In order to be covered by Medicare a treatment must be "medically necessary." There is a wide variation by specialty that defines what medical necessity actually is. Since DPMs still see a large volume of nail fungous disorders, there is a tendency to try to find ways to see Government pay for that.
If a patient does not have attributes that demonstrate medical necessity in these patients, your trimming of nails and calluses are NOT covered by the government. Under-coding them will not demonstrate medical necessity.
Now is the time for the podiatry profession to explain (and teach) patients that trimming of nails and calluses is only covered by Medicare in roughly 5% of cases. Because a neighboring DPM got them "covered" does not mean that they actually are. Patients will ask you why you cannot get this treatment covered.
I recommend that you provide written explanation of RFC. This can be written in multiple languages which you can set up with Google Translate (for free). You WILL lose patients. But the very patients you lose will be the first to "rat you out" when Government investigators knock on their doors if you try to stretch the limits. It is time for patients to pay for this themselves.

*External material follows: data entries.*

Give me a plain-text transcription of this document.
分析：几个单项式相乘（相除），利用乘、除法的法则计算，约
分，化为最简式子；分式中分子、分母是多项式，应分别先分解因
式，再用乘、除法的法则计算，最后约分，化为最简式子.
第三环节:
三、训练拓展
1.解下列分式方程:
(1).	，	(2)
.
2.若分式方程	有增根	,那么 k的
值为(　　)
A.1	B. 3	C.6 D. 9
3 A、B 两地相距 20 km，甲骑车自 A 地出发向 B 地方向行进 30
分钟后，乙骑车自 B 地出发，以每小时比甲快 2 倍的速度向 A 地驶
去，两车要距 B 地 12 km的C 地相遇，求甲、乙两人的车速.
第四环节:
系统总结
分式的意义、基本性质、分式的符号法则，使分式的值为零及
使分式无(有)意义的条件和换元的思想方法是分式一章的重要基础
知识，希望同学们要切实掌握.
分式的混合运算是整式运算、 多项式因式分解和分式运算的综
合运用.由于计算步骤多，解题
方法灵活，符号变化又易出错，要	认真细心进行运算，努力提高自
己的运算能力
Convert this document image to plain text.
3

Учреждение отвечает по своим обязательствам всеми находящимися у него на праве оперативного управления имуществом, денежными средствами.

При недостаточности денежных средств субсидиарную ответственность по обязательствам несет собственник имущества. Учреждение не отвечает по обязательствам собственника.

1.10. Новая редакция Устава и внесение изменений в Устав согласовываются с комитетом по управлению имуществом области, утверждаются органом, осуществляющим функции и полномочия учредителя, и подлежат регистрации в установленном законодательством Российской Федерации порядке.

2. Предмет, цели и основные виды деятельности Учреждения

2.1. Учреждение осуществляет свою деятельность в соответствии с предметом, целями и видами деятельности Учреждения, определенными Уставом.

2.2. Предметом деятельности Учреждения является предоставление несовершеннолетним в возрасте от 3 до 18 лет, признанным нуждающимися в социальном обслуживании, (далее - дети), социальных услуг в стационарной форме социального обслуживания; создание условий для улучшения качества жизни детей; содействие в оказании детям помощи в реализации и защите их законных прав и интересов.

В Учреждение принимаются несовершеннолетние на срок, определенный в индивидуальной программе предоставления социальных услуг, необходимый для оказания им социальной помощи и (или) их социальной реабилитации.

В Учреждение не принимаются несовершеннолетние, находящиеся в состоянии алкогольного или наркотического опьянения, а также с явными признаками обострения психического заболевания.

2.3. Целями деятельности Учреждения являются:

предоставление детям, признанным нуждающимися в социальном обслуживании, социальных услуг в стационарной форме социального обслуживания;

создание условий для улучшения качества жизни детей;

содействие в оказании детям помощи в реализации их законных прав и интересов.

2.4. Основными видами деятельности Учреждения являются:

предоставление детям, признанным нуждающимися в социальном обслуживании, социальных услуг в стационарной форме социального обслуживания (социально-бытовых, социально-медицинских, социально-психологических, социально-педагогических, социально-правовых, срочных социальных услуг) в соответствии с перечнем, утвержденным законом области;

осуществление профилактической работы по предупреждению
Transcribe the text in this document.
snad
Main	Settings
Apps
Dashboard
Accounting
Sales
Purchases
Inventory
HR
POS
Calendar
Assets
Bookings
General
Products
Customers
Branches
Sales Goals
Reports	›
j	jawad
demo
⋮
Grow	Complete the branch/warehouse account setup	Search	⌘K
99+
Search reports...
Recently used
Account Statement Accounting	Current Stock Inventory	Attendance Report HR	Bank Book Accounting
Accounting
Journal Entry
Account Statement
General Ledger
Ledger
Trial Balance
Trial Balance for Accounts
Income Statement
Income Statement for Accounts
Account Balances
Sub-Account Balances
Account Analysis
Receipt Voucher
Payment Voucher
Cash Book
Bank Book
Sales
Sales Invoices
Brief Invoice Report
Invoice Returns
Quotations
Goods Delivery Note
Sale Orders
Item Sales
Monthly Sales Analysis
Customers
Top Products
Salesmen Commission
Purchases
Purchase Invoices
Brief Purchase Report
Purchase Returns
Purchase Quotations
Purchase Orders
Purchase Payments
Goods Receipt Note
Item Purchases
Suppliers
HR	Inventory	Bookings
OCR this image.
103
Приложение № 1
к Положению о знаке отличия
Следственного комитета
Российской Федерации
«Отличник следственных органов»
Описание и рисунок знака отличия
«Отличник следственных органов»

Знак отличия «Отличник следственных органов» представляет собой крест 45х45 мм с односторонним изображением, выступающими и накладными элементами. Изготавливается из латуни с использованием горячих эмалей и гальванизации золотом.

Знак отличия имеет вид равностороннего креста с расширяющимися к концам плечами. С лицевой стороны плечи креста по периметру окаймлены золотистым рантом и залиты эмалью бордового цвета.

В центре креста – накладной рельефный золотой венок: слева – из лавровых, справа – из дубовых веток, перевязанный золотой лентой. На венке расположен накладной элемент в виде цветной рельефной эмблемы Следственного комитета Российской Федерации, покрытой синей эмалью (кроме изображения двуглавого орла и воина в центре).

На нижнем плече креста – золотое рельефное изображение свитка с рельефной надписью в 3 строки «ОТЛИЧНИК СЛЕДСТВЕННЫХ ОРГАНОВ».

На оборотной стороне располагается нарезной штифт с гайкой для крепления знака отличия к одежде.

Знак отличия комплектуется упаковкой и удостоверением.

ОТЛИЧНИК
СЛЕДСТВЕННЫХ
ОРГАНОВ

When every DPM works together, we can "re-train" our patients.
Obama care is proving very expensive for Government because of subsidies offered to low income families. This puts more pressure on the healthcare system to ferret out fraud and abuse. Non-covered routine foot care is an exceptionally easy place for Government to target.
There are multiple ways to earn a successful living doing podiatry. You can attend seminars on practice management and learn from DPMs who have made it work. They are doing things that you are not doing and they have skills that you don't have. APMA also has an excellent coding data base for DPMs. Membership has its advantages.